After filling the pot with water, you have Raúl tilt his head forward, then begin the long process of rinsing the dried mud out of his hair. It’s a grueling process, the knots that have accumulated are exceptionally gnarly, and you are partially surprised that he doesn’t snatch the brush from your hands and do it himself in a huff. Instead, he waits patiently as you painstakingly untangle a nest of locks near the back of his head.

 

“It might be easier,” Raúl offers quietly, “for you to get up on my back.”

 

You eye the horse flank. If you stuck near to his torso, you wouldn’t brush up against the claw marks, and you are kind of sick of angling yourself in weird directions. One wide step is all it takes before you’re straddling him, legs around his body. It feels a tad bit more strange, intimate, maybe, to brush Raúl’s hair out now that you are pressed up against him, but you try not to read too much into it.

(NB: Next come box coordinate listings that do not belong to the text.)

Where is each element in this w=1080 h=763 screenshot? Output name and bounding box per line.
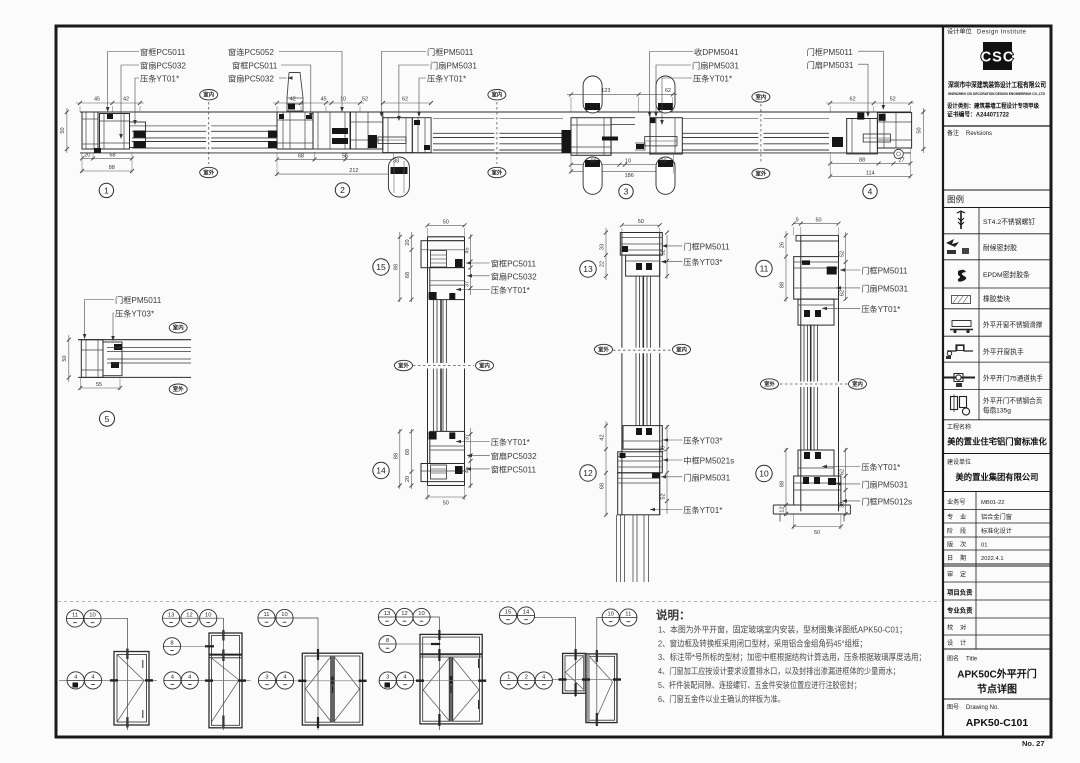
svg-text:设计单位: 设计单位 bbox=[947, 28, 972, 36]
svg-text:20: 20 bbox=[405, 239, 411, 245]
svg-text:5、杆件装配间隙、连接螺钉、五金件安装位置应进行注胶密封；: 5、杆件装配间隙、连接螺钉、五金件安装位置应进行注胶密封； bbox=[658, 680, 861, 690]
svg-text:50: 50 bbox=[638, 219, 644, 225]
svg-text:对: 对 bbox=[960, 624, 966, 632]
door elevation 2 top marker circles 13 12 10 bbox=[216, 618, 223, 730]
svg-text:室内: 室内 bbox=[203, 91, 214, 99]
section 15 right dimensions 45 37 bbox=[470, 234, 472, 295]
svg-text:室外: 室外 bbox=[764, 380, 775, 388]
svg-text:门框PM5011: 门框PM5011 bbox=[683, 241, 730, 251]
section 11-10 right vertical edge bbox=[838, 235, 840, 511]
door elevation 1 top marker circles 11 10 bbox=[102, 618, 127, 730]
legend icon friction stay bbox=[952, 321, 971, 327]
svg-text:定: 定 bbox=[960, 571, 966, 579]
section 15-14 indoor oval bbox=[476, 360, 494, 370]
svg-text:68: 68 bbox=[600, 483, 606, 489]
svg-text:项目负责: 项目负责 bbox=[947, 588, 973, 597]
svg-text:88: 88 bbox=[393, 264, 399, 270]
svg-text:美的置业住宅铝门窗标准化: 美的置业住宅铝门窗标准化 bbox=[947, 437, 1047, 447]
svg-text:备注: 备注 bbox=[947, 129, 959, 137]
section 15 top dimension 50 bbox=[428, 224, 465, 226]
svg-text:88: 88 bbox=[393, 453, 399, 459]
detail 1 glazing bead and gaskets bbox=[130, 122, 146, 148]
section 11-10 outdoor oval bbox=[761, 379, 779, 389]
svg-text:压条YT03*: 压条YT03* bbox=[683, 436, 723, 446]
section 15 left dimensions 20 68 88 bbox=[411, 232, 413, 302]
svg-text:外平开窗不锈钢滑撑: 外平开窗不锈钢滑撑 bbox=[983, 320, 1043, 329]
project section divider bbox=[943, 453, 1051, 455]
legend icon window handle bbox=[947, 345, 973, 351]
door elevation 3 frame bbox=[302, 653, 362, 725]
svg-text:212: 212 bbox=[349, 168, 358, 174]
svg-text:15: 15 bbox=[505, 610, 511, 616]
svg-text:室外: 室外 bbox=[173, 385, 184, 393]
detail 1 top dimension 45 42 bbox=[79, 106, 81, 112]
detail 3 door leaf tube above left bbox=[583, 76, 602, 113]
svg-text:3、标注带*号所标的型材；加密中框根据结构计算选用，压条根据: 3、标注带*号所标的型材；加密中框根据结构计算选用，压条根据玻璃厚度选用； bbox=[658, 652, 926, 662]
svg-text:52: 52 bbox=[839, 251, 845, 257]
section 13 number circle bbox=[580, 261, 596, 277]
section 15-14 break dashed line bbox=[413, 365, 474, 367]
svg-text:10: 10 bbox=[759, 469, 769, 479]
section 15 head cap bbox=[428, 240, 465, 242]
svg-text:EPDM密封胶条: EPDM密封胶条 bbox=[983, 270, 1030, 279]
section 12 right dimensions 68 52 bbox=[666, 425, 668, 514]
detail 3 left door sash bbox=[571, 118, 611, 156]
svg-text:42: 42 bbox=[290, 97, 296, 103]
door elevation 2 cut marker circles 4 4 bbox=[164, 672, 181, 689]
svg-text:次: 次 bbox=[960, 541, 966, 549]
CSC logo bbox=[983, 42, 1012, 70]
svg-text:压条YT01*: 压条YT01* bbox=[491, 437, 531, 447]
svg-text:窗框PC5011: 窗框PC5011 bbox=[232, 61, 278, 71]
svg-text:图号: 图号 bbox=[947, 704, 959, 711]
svg-text:62: 62 bbox=[665, 88, 671, 94]
revisions row divider bbox=[943, 125, 1051, 127]
svg-text:门框PM5011: 门框PM5011 bbox=[807, 47, 854, 57]
svg-text:建设单位: 建设单位 bbox=[947, 458, 971, 466]
svg-text:业务号: 业务号 bbox=[947, 498, 966, 506]
detail 4 bottom dimension 88 27 bbox=[830, 162, 910, 164]
svg-text:室外: 室外 bbox=[756, 169, 767, 177]
svg-text:压条YT01*: 压条YT01* bbox=[427, 74, 467, 84]
svg-text:88: 88 bbox=[660, 159, 666, 165]
svg-text:Title: Title bbox=[966, 657, 978, 663]
section 11 top dimensions 9 50 bbox=[794, 223, 839, 225]
svg-text:中框PM5021s: 中框PM5021s bbox=[683, 456, 734, 466]
svg-text:2: 2 bbox=[340, 185, 345, 195]
detail 4 bottom dimension 114 bbox=[830, 175, 910, 177]
svg-text:压条YT03*: 压条YT03* bbox=[115, 309, 155, 319]
svg-text:3: 3 bbox=[386, 675, 389, 681]
detail 4 glazing gasket end bbox=[832, 137, 843, 147]
legend icon rubber block bbox=[952, 296, 971, 304]
indoor oval break 2-3 bbox=[488, 90, 506, 100]
svg-text:52: 52 bbox=[362, 97, 368, 103]
section 13 left dimensions 33 22 bbox=[605, 228, 607, 280]
door elevation 4 frame bbox=[420, 634, 482, 724]
door elevation 5 top marker circles 10 11 bbox=[597, 618, 603, 727]
svg-text:室内: 室内 bbox=[852, 380, 863, 388]
section 12 lower glass continuation lines bbox=[616, 515, 618, 582]
detail 1 left vertical dimension 50 bbox=[66, 108, 68, 153]
svg-text:门框PM5011: 门框PM5011 bbox=[115, 295, 162, 305]
section 14 number circle bbox=[373, 462, 389, 478]
detail 5 glazing bead bbox=[103, 342, 122, 376]
section 11-10 glass lines bbox=[803, 325, 805, 450]
svg-text:每扇135g: 每扇135g bbox=[983, 406, 1011, 415]
svg-text:节点详图: 节点详图 bbox=[977, 683, 1017, 696]
svg-text:68: 68 bbox=[298, 153, 304, 159]
door elevation 5 window leaf bbox=[563, 653, 586, 693]
door elevation 3 cut marker circles 3 4 bbox=[258, 672, 275, 689]
svg-text:版: 版 bbox=[947, 541, 953, 549]
svg-text:CSC: CSC bbox=[981, 50, 1015, 66]
svg-text:门扇PM5031: 门扇PM5031 bbox=[861, 283, 908, 293]
svg-text:50: 50 bbox=[60, 127, 66, 133]
svg-text:11: 11 bbox=[72, 613, 78, 619]
section 15-14 right vertical edge bbox=[464, 237, 466, 486]
svg-text:窗扇PC5032: 窗扇PC5032 bbox=[491, 271, 537, 281]
svg-text:10: 10 bbox=[418, 611, 424, 617]
section 14 frame block bbox=[421, 464, 465, 482]
section 14 bottom cap bbox=[428, 481, 465, 483]
svg-text:50: 50 bbox=[814, 530, 820, 536]
svg-text:窗扇PC5032: 窗扇PC5032 bbox=[228, 74, 274, 84]
svg-text:深圳市中深建筑装饰设计工程有限公司: 深圳市中深建筑装饰设计工程有限公司 bbox=[948, 80, 1046, 89]
section 10 number circle bbox=[756, 465, 772, 481]
svg-text:专: 专 bbox=[947, 513, 953, 521]
legend icon screw bbox=[960, 212, 962, 229]
svg-text:计: 计 bbox=[960, 639, 966, 647]
door elevation 1 frame bbox=[114, 652, 149, 726]
title block left border bbox=[942, 26, 944, 737]
svg-text:11: 11 bbox=[625, 612, 631, 618]
detail 5 top edge line bbox=[78, 339, 191, 341]
svg-text:2: 2 bbox=[525, 675, 528, 681]
detail 3 number circle bbox=[619, 184, 633, 198]
svg-text:压条YT01*: 压条YT01* bbox=[140, 74, 180, 84]
svg-text:图名: 图名 bbox=[947, 655, 959, 663]
svg-text:压条YT03*: 压条YT03* bbox=[683, 257, 723, 267]
svg-text:55: 55 bbox=[96, 382, 102, 388]
svg-text:外平开窗执手: 外平开窗执手 bbox=[983, 347, 1024, 356]
door elevation 3 cut line bbox=[259, 680, 366, 682]
section 11-10 indoor oval bbox=[849, 379, 867, 389]
section 11-10 break dashed line bbox=[780, 383, 848, 385]
section 13 sash bbox=[626, 255, 660, 276]
section 15-14 outdoor oval bbox=[395, 360, 413, 370]
svg-text:50: 50 bbox=[815, 218, 821, 224]
svg-text:门框PM5011: 门框PM5011 bbox=[861, 266, 908, 276]
section 14 left dimensions 68 20 88 bbox=[411, 429, 413, 489]
indoor oval break 1-2 bbox=[200, 90, 218, 100]
svg-text:门扇PM5031: 门扇PM5031 bbox=[861, 479, 908, 489]
detail 3 door leaf tube below left bbox=[583, 157, 602, 194]
detail 4 number circle bbox=[863, 184, 877, 198]
separator dotted line bbox=[58, 601, 941, 603]
svg-text:门扇PM5031: 门扇PM5031 bbox=[683, 472, 730, 482]
svg-text:段: 段 bbox=[960, 527, 966, 535]
svg-text:APK50-C101: APK50-C101 bbox=[966, 717, 1029, 729]
detail 4 drainage circle bbox=[894, 149, 903, 158]
svg-text:12: 12 bbox=[186, 612, 192, 618]
door elevation 3 hinge ticks bbox=[317, 649, 319, 660]
svg-text:5: 5 bbox=[105, 414, 110, 424]
section 14 bottom dimension 50 bbox=[428, 496, 465, 498]
section 13 top dimension 50 bbox=[622, 224, 660, 226]
door elevation 4 cut line bbox=[380, 680, 483, 682]
svg-text:10: 10 bbox=[89, 613, 95, 619]
door elevation 1 swing lines bbox=[117, 655, 144, 681]
detail 1 number circle bbox=[99, 183, 113, 197]
svg-text:15: 15 bbox=[376, 262, 386, 272]
svg-text:88: 88 bbox=[780, 282, 786, 288]
detail 5 number circle bbox=[100, 411, 115, 426]
door elevation 2 transom bbox=[209, 654, 242, 656]
svg-text:88: 88 bbox=[780, 481, 786, 487]
svg-text:MB01-22: MB01-22 bbox=[981, 500, 1005, 506]
top band top edge line bbox=[80, 111, 911, 113]
detail 3 middle connector bbox=[611, 117, 635, 119]
svg-text:50: 50 bbox=[443, 501, 449, 507]
svg-text:Revisions: Revisions bbox=[966, 131, 992, 137]
svg-text:窗框PC5011: 窗框PC5011 bbox=[491, 464, 537, 474]
detail 5 frame bbox=[81, 340, 103, 378]
svg-text:窗框PC5011: 窗框PC5011 bbox=[491, 259, 537, 269]
svg-text:室外: 室外 bbox=[398, 361, 409, 369]
svg-text:外平开门75通道执手: 外平开门75通道执手 bbox=[983, 374, 1043, 383]
svg-text:证书编号：A244071722: 证书编号：A244071722 bbox=[947, 111, 1010, 119]
svg-text:室外: 室外 bbox=[492, 168, 503, 176]
glass pane lines segment B door bbox=[433, 118, 563, 120]
section 13-12 right vertical edge bbox=[659, 233, 661, 515]
door elevation 2 cut line bbox=[164, 680, 251, 682]
detail 3 top dimension 123 62 bbox=[567, 93, 677, 95]
svg-text:186: 186 bbox=[625, 173, 634, 179]
svg-text:68: 68 bbox=[405, 272, 411, 278]
svg-text:室内: 室内 bbox=[173, 324, 184, 332]
detail 3 door leaf tube below right bbox=[656, 157, 675, 194]
svg-text:62: 62 bbox=[850, 97, 856, 103]
svg-text:室外: 室外 bbox=[203, 168, 214, 176]
door elevation 4 cut marker circles 3 4 bbox=[379, 672, 396, 689]
detail 2 top dimension 42 45 10 52 bbox=[273, 102, 364, 104]
svg-text:No. 27: No. 27 bbox=[1022, 739, 1045, 748]
svg-text:27: 27 bbox=[898, 157, 904, 163]
door elevation 4 transom bbox=[420, 653, 482, 655]
door elevation 3 mullion bbox=[331, 656, 335, 722]
section 11 right dimensions 52 62 bbox=[845, 232, 847, 300]
section 12 number circle bbox=[580, 465, 596, 481]
svg-text:期: 期 bbox=[960, 554, 966, 562]
break white gaps in band bbox=[206, 113, 211, 152]
section 11 number circle bbox=[756, 260, 772, 276]
svg-text:88: 88 bbox=[591, 159, 597, 165]
door elevation 1 cut line bbox=[59, 679, 157, 681]
svg-text:3: 3 bbox=[624, 187, 629, 197]
section 13 head frame bbox=[622, 232, 660, 234]
legend header divider bbox=[943, 189, 1051, 191]
top band bottom edge line bbox=[80, 152, 911, 154]
detail 5 outdoor oval bbox=[169, 384, 187, 394]
section 11 head frame bbox=[794, 257, 839, 300]
svg-text:50: 50 bbox=[62, 355, 68, 361]
svg-text:门框PM5011: 门框PM5011 bbox=[427, 47, 474, 57]
detail 4 door frame bbox=[877, 113, 911, 148]
detail 4 right vertical dimension 50 bbox=[922, 108, 924, 153]
detail 3 bottom dimension 88 10 88 bbox=[571, 164, 673, 166]
section 11 top cap bbox=[796, 235, 839, 241]
detail 5 left vertical dimension 50 bbox=[68, 335, 70, 382]
detail 2 bottom dimension 68 56 88 bbox=[277, 158, 394, 160]
svg-text:美的置业集团有限公司: 美的置业集团有限公司 bbox=[956, 472, 1039, 482]
legend icon hinge bbox=[951, 397, 958, 410]
svg-text:10: 10 bbox=[625, 159, 631, 165]
svg-text:22: 22 bbox=[600, 261, 606, 267]
detail 5 bottom edge line bbox=[78, 376, 191, 378]
svg-text:耐候密封胶: 耐候密封胶 bbox=[983, 243, 1017, 252]
section 11 left dimensions 26 88 bbox=[785, 231, 787, 302]
door elevation 1 cut marker circles 4 4 bbox=[67, 672, 84, 689]
svg-text:10: 10 bbox=[607, 612, 613, 618]
section 10 bottom dimension 50 bbox=[794, 526, 841, 528]
svg-text:窗框PC5011: 窗框PC5011 bbox=[140, 47, 186, 57]
svg-text:SHENZHEN CSI DECORATION DESIGN: SHENZHEN CSI DECORATION DESIGN ENGINEERI… bbox=[948, 91, 1045, 96]
section 12 door sash bbox=[618, 473, 660, 515]
svg-text:审: 审 bbox=[947, 571, 953, 579]
section 15-14 glass lines bbox=[432, 300, 434, 432]
legend row lines bbox=[943, 233, 1051, 235]
section 13-12 outdoor oval bbox=[595, 344, 613, 354]
svg-text:压条YT01*: 压条YT01* bbox=[491, 285, 531, 295]
svg-text:1: 1 bbox=[507, 675, 510, 681]
door elevation 5 left marker circles 15 14 bbox=[534, 617, 575, 697]
detail 2 door sash bbox=[383, 118, 413, 153]
section 13-12 indoor oval bbox=[673, 344, 691, 354]
section 13-12 break white gap bbox=[621, 348, 661, 354]
svg-text:20: 20 bbox=[84, 152, 90, 158]
section 12 middle frame PM5021s bbox=[618, 452, 663, 473]
door elevation 2 swing lines bbox=[212, 658, 240, 680]
detail 5 bottom dimension 55 bbox=[80, 387, 120, 389]
door elevation 4 hinge ticks bbox=[438, 630, 440, 640]
detail 5 indoor oval bbox=[169, 323, 187, 333]
svg-text:窗连PC5052: 窗连PC5052 bbox=[228, 47, 274, 57]
svg-text:01: 01 bbox=[981, 543, 987, 549]
svg-text:62: 62 bbox=[839, 290, 845, 296]
svg-text:外平开门不锈钢合页: 外平开门不锈钢合页 bbox=[983, 396, 1043, 405]
svg-text:窗扇PC5032: 窗扇PC5032 bbox=[491, 451, 537, 461]
door elevation 2 hinge ticks bbox=[222, 630, 224, 641]
svg-text:校: 校 bbox=[947, 624, 953, 632]
svg-text:说明：: 说明： bbox=[656, 608, 691, 622]
svg-text:设: 设 bbox=[947, 639, 953, 647]
svg-text:33: 33 bbox=[600, 244, 606, 250]
outdoor oval break 3-4 bbox=[752, 168, 770, 178]
detail 2 door leaf tube below bbox=[388, 157, 409, 197]
svg-text:11: 11 bbox=[760, 264, 769, 274]
svg-text:室内: 室内 bbox=[676, 345, 687, 353]
svg-text:门扇PM5031: 门扇PM5031 bbox=[430, 61, 477, 71]
section 10 sill extension bbox=[773, 504, 850, 506]
door elevation 4 top marker circles 13 12 10 bbox=[430, 617, 440, 730]
door elevation 2 frame bbox=[209, 633, 242, 728]
section 15-14 break white gap bbox=[426, 363, 466, 369]
outdoor oval break 1-2 bbox=[200, 167, 218, 177]
svg-text:68: 68 bbox=[405, 449, 411, 455]
section 11-10 left vertical edge bbox=[800, 235, 802, 511]
outdoor oval break 2-3 bbox=[488, 167, 506, 177]
svg-text:45: 45 bbox=[94, 97, 100, 103]
svg-text:13: 13 bbox=[583, 264, 593, 274]
svg-text:门扇PM5031: 门扇PM5031 bbox=[692, 61, 739, 71]
drawing number divider bbox=[943, 698, 1051, 700]
info table vertical divider bbox=[975, 492, 977, 650]
svg-text:8: 8 bbox=[170, 641, 173, 647]
svg-text:4、门窗加工应按设计要求设置排水口，以及封排出渗漏进框体的少: 4、门窗加工应按设计要求设置排水口，以及封排出渗漏进框体的少量雨水； bbox=[658, 666, 900, 676]
svg-text:1、本图为外平开窗，固定玻璃室内安装，型材图集详图纸APK5: 1、本图为外平开窗，固定玻璃室内安装，型材图集详图纸APK50-C01； bbox=[658, 625, 907, 635]
svg-text:12: 12 bbox=[401, 611, 407, 617]
detail 2 door frame bbox=[351, 112, 383, 149]
detail 2 door sash dimension 62 bbox=[383, 102, 431, 104]
section 10 right dimensions 62 36 bbox=[845, 448, 847, 516]
legend icon door handle bbox=[944, 377, 975, 379]
section 10 bottom frame bbox=[794, 476, 841, 505]
svg-text:12: 12 bbox=[780, 506, 786, 512]
svg-text:88: 88 bbox=[859, 157, 865, 163]
svg-text:业: 业 bbox=[960, 513, 966, 521]
detail 2 pressure strip bbox=[412, 118, 431, 153]
legend table divider column bbox=[978, 208, 980, 420]
svg-text:室内: 室内 bbox=[479, 361, 490, 369]
section 11 sash bbox=[798, 299, 834, 325]
svg-text:专业负责: 专业负责 bbox=[947, 606, 973, 615]
detail 1 window frame jamb bbox=[82, 112, 98, 149]
svg-text:APK50C外平开门: APK50C外平开门 bbox=[957, 668, 1036, 681]
door elevation 3 swing lines right bbox=[335, 657, 360, 689]
glass pane lines segment A window bbox=[130, 125, 277, 127]
section 15 sash bbox=[430, 268, 465, 300]
svg-text:设计类别：建筑幕墙工程设计专项甲级: 设计类别：建筑幕墙工程设计专项甲级 bbox=[947, 102, 1039, 110]
detail 4 door sash bbox=[847, 119, 878, 154]
svg-text:门框PM5012s: 门框PM5012s bbox=[861, 496, 912, 506]
svg-text:10: 10 bbox=[281, 612, 287, 618]
detail 3 door leaf tube above right bbox=[656, 76, 675, 113]
svg-text:14: 14 bbox=[376, 466, 386, 476]
section 11-10 break white gap bbox=[799, 382, 840, 388]
svg-text:压条YT01*: 压条YT01* bbox=[861, 304, 901, 314]
detail 5 glass lines bbox=[107, 347, 191, 349]
section 14 sash bbox=[430, 431, 465, 463]
svg-text:9: 9 bbox=[796, 218, 799, 224]
section 14 right dimensions 37 45 bbox=[470, 428, 472, 488]
svg-text:10: 10 bbox=[205, 612, 211, 618]
svg-text:室内: 室内 bbox=[492, 91, 503, 99]
svg-text:4: 4 bbox=[868, 187, 873, 197]
detail 2 door leaf tube above bbox=[287, 73, 303, 112]
door elevation 5 cut line bbox=[501, 679, 618, 681]
svg-text:52: 52 bbox=[890, 97, 896, 103]
door elevation 5 door leaf bbox=[586, 654, 617, 723]
svg-text:橡胶垫块: 橡胶垫块 bbox=[983, 294, 1010, 303]
svg-text:114: 114 bbox=[866, 170, 875, 176]
svg-text:68: 68 bbox=[661, 446, 667, 452]
section 12 upper sash bbox=[623, 426, 662, 450]
svg-text:工程名称: 工程名称 bbox=[947, 423, 971, 431]
svg-text:收DPM5041: 收DPM5041 bbox=[694, 47, 739, 57]
svg-text:6、门窗五金件以业主确认的样板为准。: 6、门窗五金件以业主确认的样板为准。 bbox=[658, 694, 785, 704]
section 13-12 left vertical edge bbox=[621, 233, 623, 515]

After all, he was right, it is much more comfortable to brush his hair out like this.

 

It might just be your imagination, but you are almost certain that his breath quickens as your fingers brush against his neck to gather more strands to brush.

 

Raúl’s hair, or mane, you aren’t sure what he would call it, is glorious. Or, really, it will be glorious, once you manage to get rid every trace of grit and grime. You undo most of the knots in his hair until the brush runs through the thick black without a bit of resistance. Satisfied, you stand, flexing your fingers to stretch them out, and take a step back to admire your work.

 

“I need to be going,” you say, setting the brush back into the tin.

 

“But you will be back?” Raúl asks, hope in his voice.

 

Something inside you warms with his question. “Of course, and I’ll brush on your tail, tomorrow, too.”

 

A brief pause. Then Raúl smiles. “I’ll look forward to it.”